Where the business case shows gains or net cash inflows, taxes operate to lower overall gains because operating income and capital gains are normally taxed. If the total income tax rate is, say 30%, a $100 operating gain becomes a $70 net gain after taxes.
Where the business case shows losses or net cash outflows, tax effects operate to reduce the overall loss. For a company that pays 30% taxes on income, a $100 operating loss (or net cost) also reduces the company's tax liability by $30. The net effect of the $100 loss on overall cash flow is thus $70.

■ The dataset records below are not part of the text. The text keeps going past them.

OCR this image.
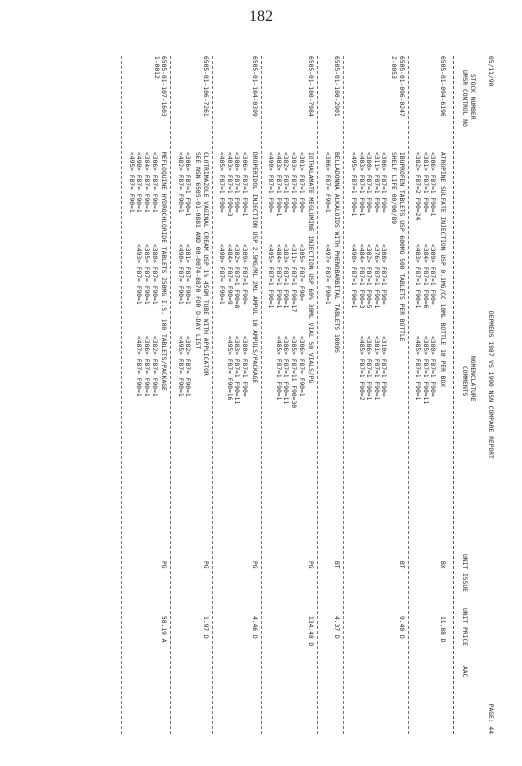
182
05/11/90
DEPMEDS 1987 VS 1990 NSN COMPARE REPORT
PAGE: 44
STOCK NUMBER
UMSR CONTROL NO
NOMENCLATURE
COMMENTS
UNIT ISSUE
UNIT PRICE
AAC
6505-01-094-6196
ATROPINE SULFATE INJECTION USP 0.1MG/CC 10ML BOTTLE 10 PER BOX
BX
11.88 D
<306> F87=1 F90=1
<381> F87=1 F90=
<382> F87=2 F90=24
<309> F87=1 F90=
<384> F87=1 F90=6
<483> F87=1 F90=1
<380> F87=1 F90=
<385> F87=1 F90=11
<485> F87=1 F90=1
6505-01-096-0247
2-0053
IBUPROFEN TABLETS USP 600MG 500 TABLETS PER BOTTLE
BT
9.40 D
SHELF LIFE 00/00/89
<306> F87=1 F90=
<311> F87=1 F90=
<380> F87=1 F90=
<403> F87=1 F90=1
<495> F87=1 F90=1
<308> F87=1 F90=
<376> F87=1 F90=1
<382> F87=1 F90=5
<484> F87=1 F90=3
<490> F87=1 F90=1
<310> F87=1 F90=
<381> F87=1 F90=1
<386> F87=1 F90=1
<485> F87=1 F90=2
6505-01-100-2901
BELLADONNA ALKALOIDS WITH PHENOBARBITAL TABLETS 1000S
BT
4.37 D
<306> F87= F90=1
<497> F87= F90=1
6505-01-100-7984
IOTHALAMATE MEGLUMINE INJECTION USP 60% 30ML VIAL 50 VIALS/PG
PG
134.48 D
<301> F87=1 F90=
<303> F87=1 F90=
<382> F87=1 F90=
<403> F87=1 F90=1
<490> F87=1 F90=
<305> F87= F90=
<311> F87=1 F90=17
<383> F87=1 F90=1
<484> F87=1 F90=1
<495> F87=1 F90=1
<306> F87= F90=1
<385> F87=11 F90=30
<386> F87=1 F90=11
<485> F87=1 F90=1
6505-01-104-0399
DROPERIDOL INJECTION USP 2.5MG/ML 2ML AMPUL 10 AMPULS/PACKAGE
PG
4.46 D
<306> F87=1 F90=1
<380> F87=1 F90=
<403> F87=1 F90=3
<485> F87=1 F90=
<309> F87=1 F90=
<382> F87=1 F90=8
<484> F87= F90=9
<490> F87= F90=1
<380> F87=1 F90=
<383> F87=1 F90=11
<495> F87= F90=16
6505-01-106-7261
CLOTRIMAZOLE VAGINAL CREAM USP 1% 45GM TUBE WITH APPLICATOR
PG
1.97 D
SEE NSN 6505-01-0881 AND 00-0074-8870 FOR D-DAY LIST
<306> F87=1 F90=1
<482> F87= F90=1
<381> F87= F90=1
<490> F87= F90=1
<382> F87= F90=1
<495> F87= F90=1
6505-01-107-1603
1-0012
MEFLOQUINE HYDROCHLORIDE TABLETS 250MG I.S. 100 TABLETS/PACKAGE
PG
58.19 A
<306> F87= F90=1
<384> F87= F90=1
<490> F87= F90=1
<495> F87= F90=1
<380> F87= F90=1
<385> F87= F90=1
<493> F87= F90=1
<382> F87= F90=1
<386> F87= F90=1
<487> F87= F90=1
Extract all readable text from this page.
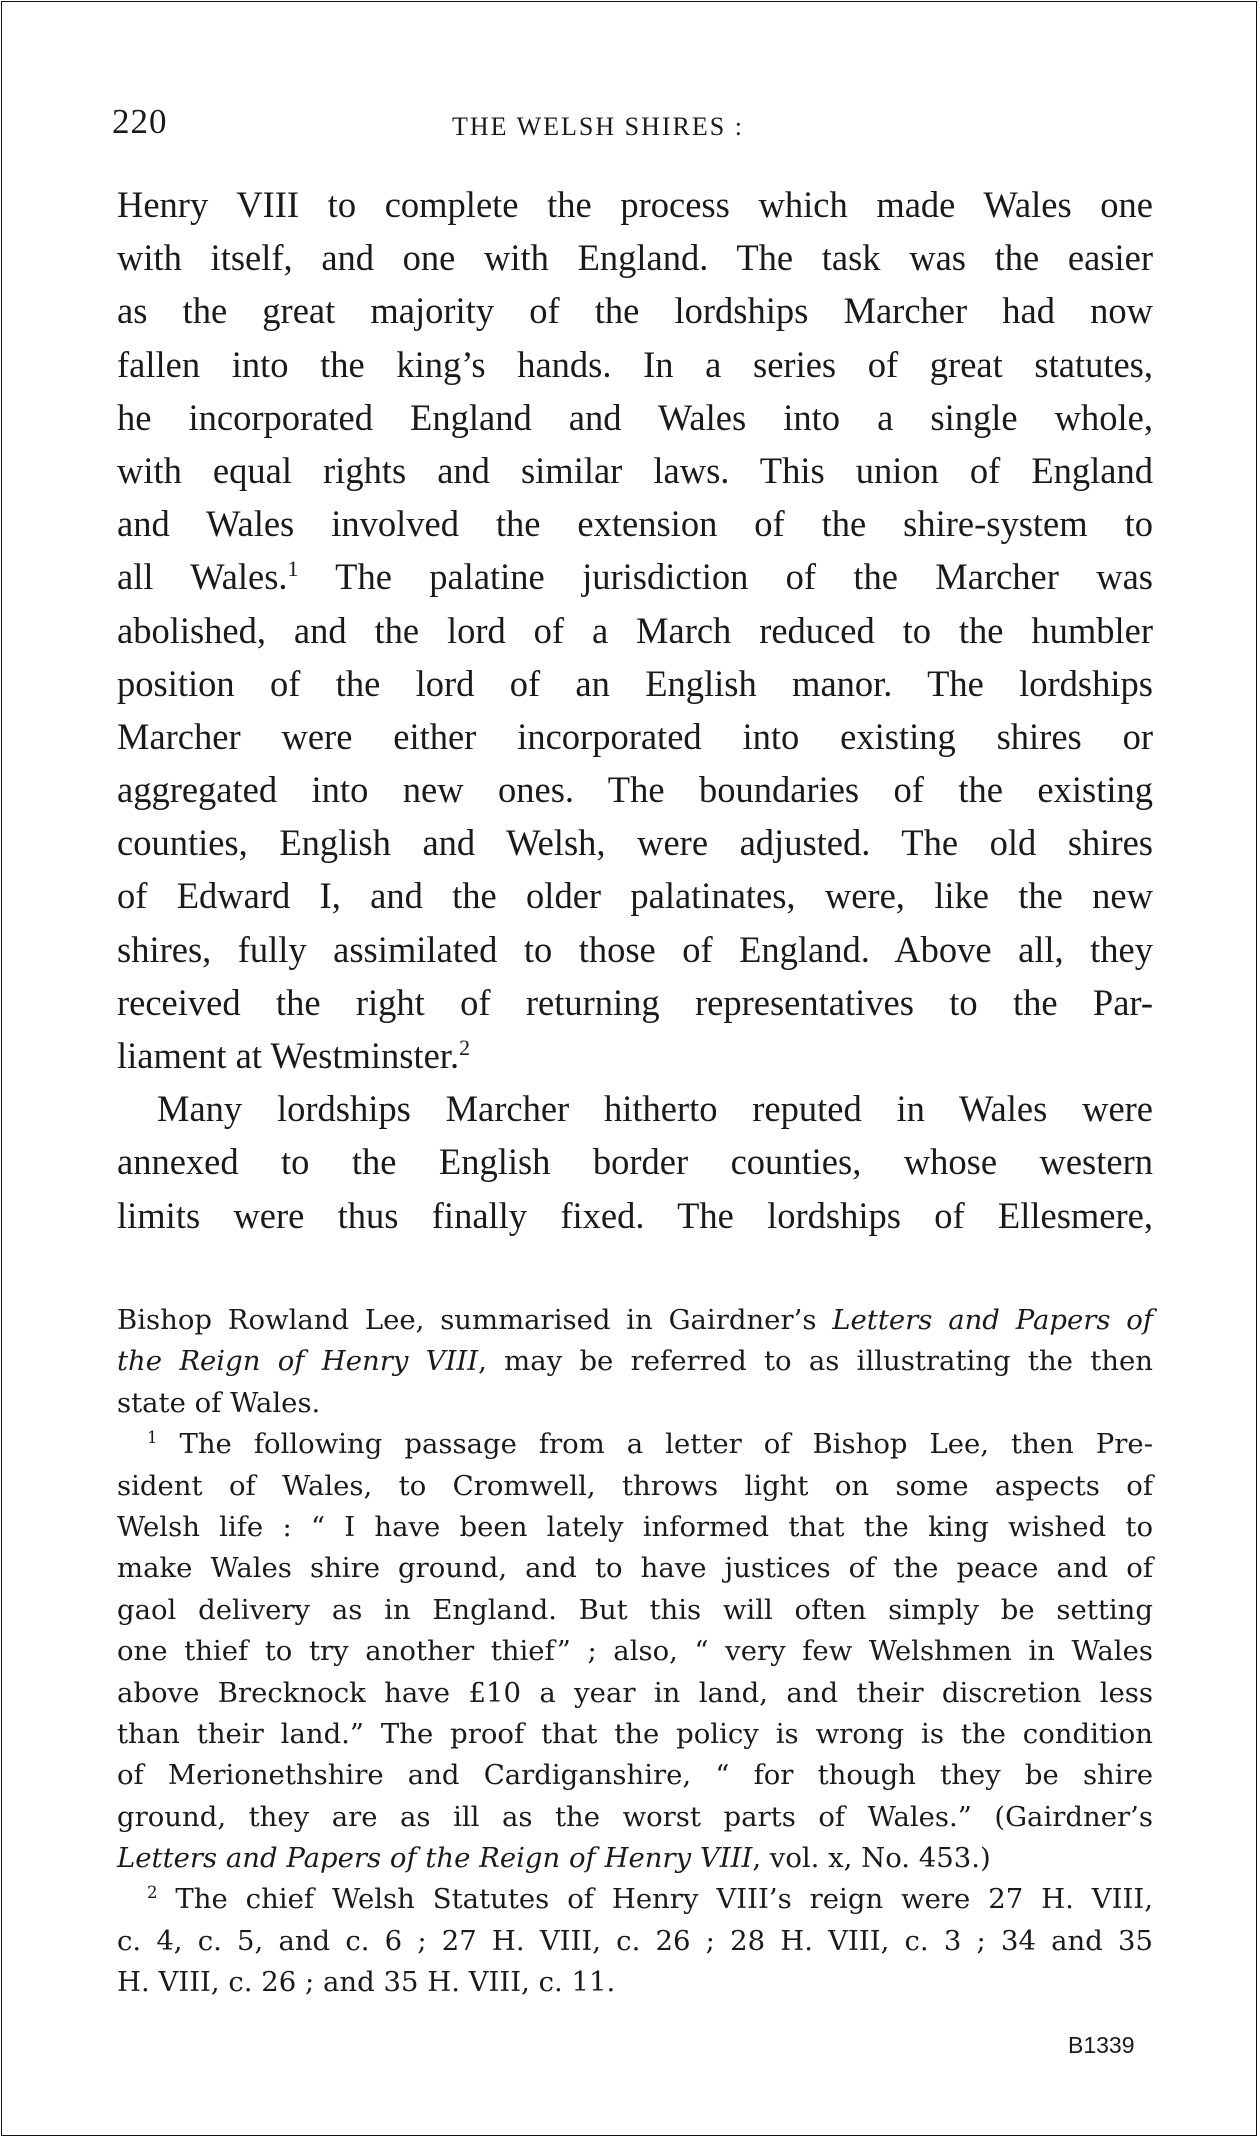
220	THE WELSH SHIRES :
Henry VIII to complete the process which made Wales one
with itself, and one with England. The task was the easier
as the great majority of the lordships Marcher had now
fallen into the king’s hands. In a series of great statutes,
he incorporated England and Wales into a single whole,
with equal rights and similar laws. This union of England
and Wales involved the extension of the shire-system to
all Wales.$^1$ The palatine jurisdiction of the Marcher was
abolished, and the lord of a March reduced to the humbler
position of the lord of an English manor. The lordships
Marcher were either incorporated into existing shires or
aggregated into new ones. The boundaries of the existing
counties, English and Welsh, were adjusted. The old shires
of Edward I, and the older palatinates, were, like the new
shires, fully assimilated to those of England. Above all, they
received the right of returning representatives to the Par-
liament at Westminster.$^2$
Many lordships Marcher hitherto reputed in Wales were
annexed to the English border counties, whose western
limits were thus finally fixed. The lordships of Ellesmere,
Bishop Rowland Lee, summarised in Gairdner’s Letters and Papers of
the Reign of Henry VIII, may be referred to as illustrating the then
state of Wales.
$^1$ The following passage from a letter of Bishop Lee, then Pre-
sident of Wales, to Cromwell, throws light on some aspects of
Welsh life : “ I have been lately informed that the king wished to
make Wales shire ground, and to have justices of the peace and of
gaol delivery as in England. But this will often simply be setting
one thief to try another thief” ; also, “ very few Welshmen in Wales
above Brecknock have £10 a year in land, and their discretion less
than their land.” The proof that the policy is wrong is the condition
of Merionethshire and Cardiganshire, “ for though they be shire
ground, they are as ill as the worst parts of Wales.” (Gairdner’s
Letters and Papers of the Reign of Henry VIII, vol. x, No. 453.)
$^2$ The chief Welsh Statutes of Henry VIII’s reign were 27 H. VIII,
c. 4, c. 5, and c. 6 ; 27 H. VIII, c. 26 ; 28 H. VIII, c. 3 ; 34 and 35
H. VIII, c. 26 ; and 35 H. VIII, c. 11.
B1339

When the Corporate case includes capital assets, tax savings from depreciation improve the bottom line
Where the business case includes the acquisition of capital assets (either through purchase or capital lease), tax savings from depreciation can operate to increase overall cash flow. Depreciation expenses themselves do not contribute to cash flow: they are an accounting convention that impacts reported income, but not a real cash outflow. However, because
depreciation expenses lower reported income, they also lower the tax liability, which does impact real cash flow. If a company claims $100 depreciation expense on an asset during the year, and if the company ordinarily pays a 30% tax rate on operating income, then the depreciation expense lowers taxes by $30 (that is, the net cash flow for the year is increased by $30). Should you build an "after tax" or a "before tax" version of the financial business case? Sometimes one version is more appropriate than the other; in other cases, both versions are called for. Here are some factors to consider:
What effect does adding or removing tax consequences have on business case results?
Tax effects can be especially important where different financing options are under consideration, as for instance in a "Lease vs. Buy" comparison, or when comparing a capital lease scenario with an operating lease scenario. In situations where before and after tax versions of the business case differ substantially where tax effects on overall results are largethen tax planning itself may be an important management concern, and both versions of the case should probably be in view.